In the context of Rule 404(b) relevance, an extrinsic act's similarity to the charged offense is the linchpin of the analysis. United States v. Tennison, 13 F.4th 1049, 1056 (10thCir.2021). Here, none of the acts described above are sufficiently similar to the charged conduct. Two involve nude photos of showering females, but defendant did not take the photos. The incidents described seem designed (indirectly and sometimes explicitly) to place the word “pervert” in the jury's mind regarding the defendant.
It is true that under Rule 404(b), other-act evidence must not be excluded whenever a propensity inference can be drawn; rather Rule 404(b) excludes the evidence if its relevance to another proper purpose is established only through the forbidden propensity inference. United States v. Washington, 615 F.Supp.3d 1260, 1268 (N.D.Okla.2022)(citations omitted).
In this regard, the government describes the proposed evidence as demonstrating defendant's familiarity with technology. This seeks to comply with the requirement that the government “articulate precisely the evidentiary hypothesis by which a fact of consequence may be inferred from the other acts evidence” United States v. Youts, 229 F.3d 1312, 1317 (10th Cir.2000), but the court does not find it a persuasive one.
Even aside from relevance, the court finds the probative value of the evidence is substantially outweighed by its prejudicial effect. “Evidence is not unfairly prejudicial simply because it is damaging to an opponent's case.” United States v. Conway, 534 F.3d 1290, 1301 (10th Cir.2008). Rather, “to be unfairly prejudicial, the evidence must have an undue tendency to suggest decision on an improper basis, commonly, though not necessarily, an emotional one.” Id.

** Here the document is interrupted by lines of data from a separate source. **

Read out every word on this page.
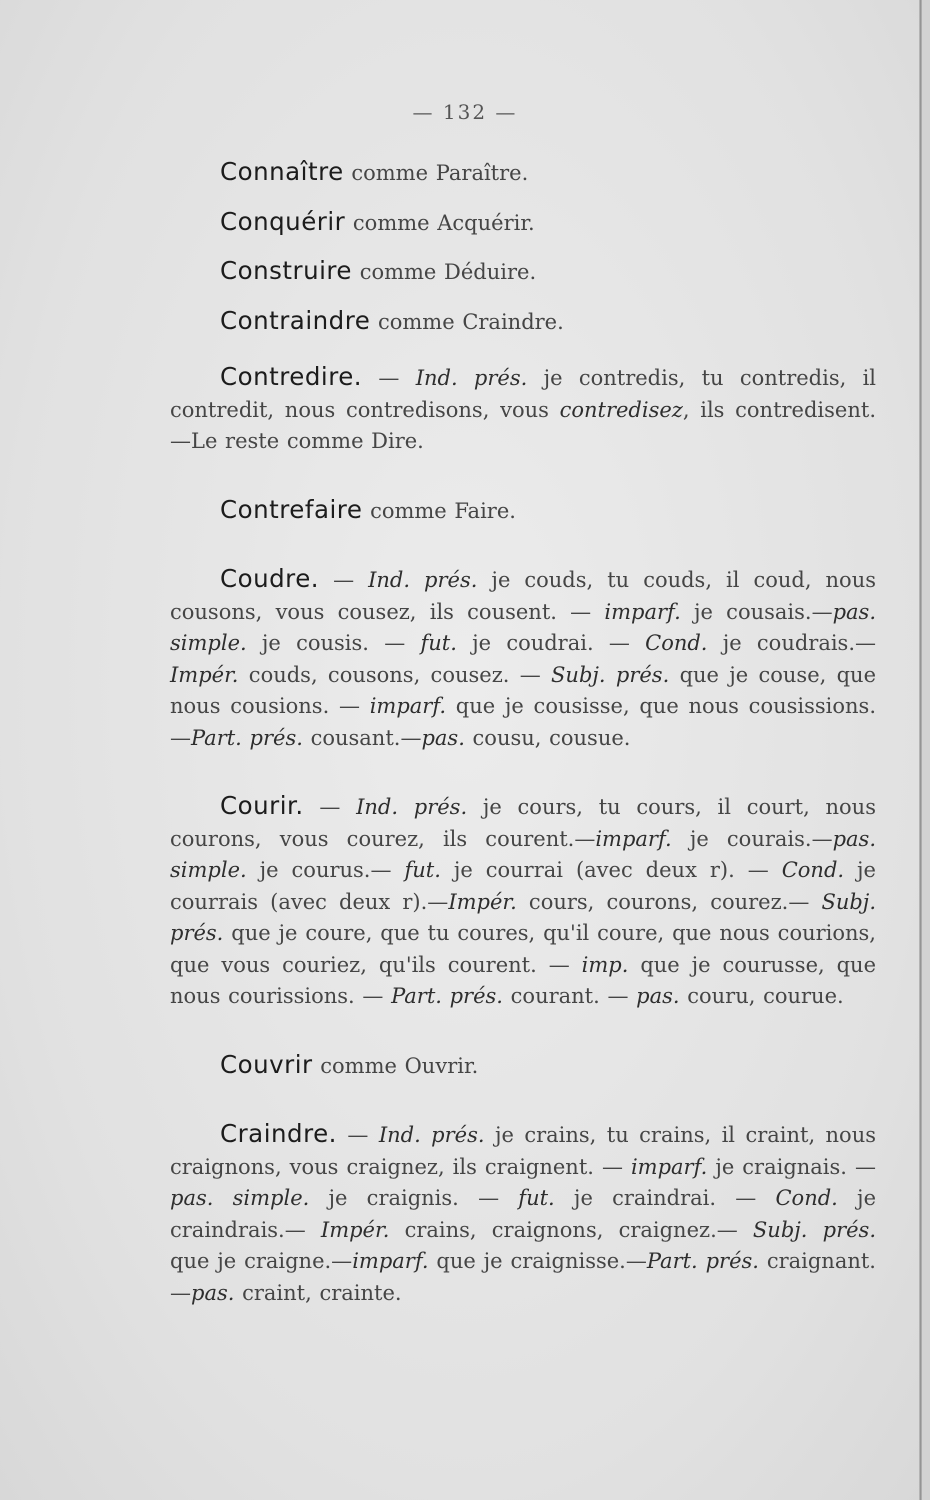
— 132 —
Connaître comme Paraître.
Conquérir comme Acquérir.
Construire comme Déduire.
Contraindre comme Craindre.
Contredire. — Ind. prés. je contredis, tu contredis, il contredit, nous contredisons, vous contredisez, ils contredisent.—Le reste comme Dire.
Contrefaire comme Faire.
Coudre. — Ind. prés. je couds, tu couds, il coud, nous cousons, vous cousez, ils cousent. — imparf. je cousais.—pas. simple. je cousis. — fut. je coudrai. — Cond. je coudrais.— Impér. couds, cousons, cousez. — Subj. prés. que je couse, que nous cousions. — imparf. que je cousisse, que nous cousissions.—Part. prés. cousant.—pas. cousu, cousue.
Courir. — Ind. prés. je cours, tu cours, il court, nous courons, vous courez, ils courent.—imparf. je courais.—pas. simple. je courus.— fut. je courrai (avec deux r). — Cond. je courrais (avec deux r).—Impér. cours, courons, courez.— Subj. prés. que je coure, que tu coures, qu'il coure, que nous courions, que vous couriez, qu'ils courent. — imp. que je courusse, que nous courissions. — Part. prés. courant. — pas. couru, courue.
Couvrir comme Ouvrir.
Craindre. — Ind. prés. je crains, tu crains, il craint, nous craignons, vous craignez, ils craignent. — imparf. je craignais. — pas. simple. je craignis. — fut. je craindrai. — Cond. je craindrais.— Impér. crains, craignons, craignez.— Subj. prés. que je craigne.—imparf. que je craignisse.—Part. prés. craignant.—pas. craint, crainte.
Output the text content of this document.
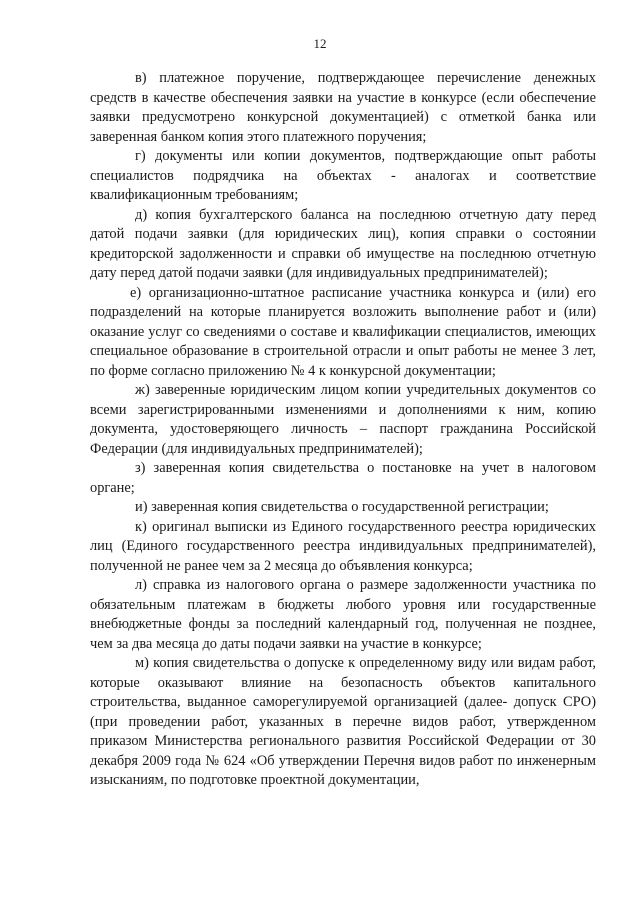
12

в) платежное поручение, подтверждающее перечисление денежных средств в качестве обеспечения заявки на участие в конкурсе (если обеспечение заявки предусмотрено конкурсной документацией) с отметкой банка или заверенная банком копия этого платежного поручения;

г) документы или копии документов, подтверждающие опыт работы специалистов подрядчика на объектах - аналогах и соответствие квалификационным требованиям;

д) копия бухгалтерского баланса на последнюю отчетную дату перед датой подачи заявки (для юридических лиц), копия справки о состоянии кредиторской задолженности и справки об имуществе на последнюю отчетную дату перед датой подачи заявки (для индивидуальных предпринимателей);

е) организационно-штатное расписание участника конкурса и (или) его подразделений на которые планируется возложить выполнение работ и (или) оказание услуг со сведениями о составе и квалификации специалистов, имеющих специальное образование в строительной отрасли и опыт работы не менее 3 лет, по форме согласно приложению № 4 к конкурсной документации;

ж) заверенные юридическим лицом копии учредительных документов со всеми зарегистрированными изменениями и дополнениями к ним, копию документа, удостоверяющего личность – паспорт гражданина Российской Федерации (для индивидуальных предпринимателей);

з) заверенная копия свидетельства о постановке на учет в налоговом органе;

и) заверенная копия свидетельства о государственной регистрации;

к) оригинал выписки из Единого государственного реестра юридических лиц (Единого государственного реестра индивидуальных предпринимателей), полученной не ранее чем за 2 месяца до объявления конкурса;

л) справка из налогового органа о размере задолженности участника по обязательным платежам в бюджеты любого уровня или государственные внебюджетные фонды за последний календарный год, полученная не позднее, чем за два месяца до даты подачи заявки на участие в конкурсе;

м) копия свидетельства о допуске к определенному виду или видам работ, которые оказывают влияние на безопасность объектов капитального строительства, выданное саморегулируемой организацией (далее- допуск СРО) (при проведении работ, указанных в перечне видов работ, утвержденном приказом Министерства регионального развития Российской Федерации от 30 декабря 2009 года № 624 «Об утверждении Перечня видов работ по инженерным изысканиям, по подготовке проектной документации,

Depending on the presentation of both parties, the government may be allowed to offer certain general evidence of the defendant's knowledge as rebuttal evidence. This decision awaits the trial.
It is the order of the court that the evidence described in the government's notice (#42) will be excluded.
This is the most neutral of the government's theories. Also described are defendant's “pattern of immoral behavior that subjugates the privacy interests of his victims to his sexual arousal and gratification” and “Defendant's sexual fixation with teenage girls and his habitual method of approaching them and gaining their trust as a teacher, adviser, and close friend of his daughter, A.S.” In the court's view, these theories describe forbidden character evidence.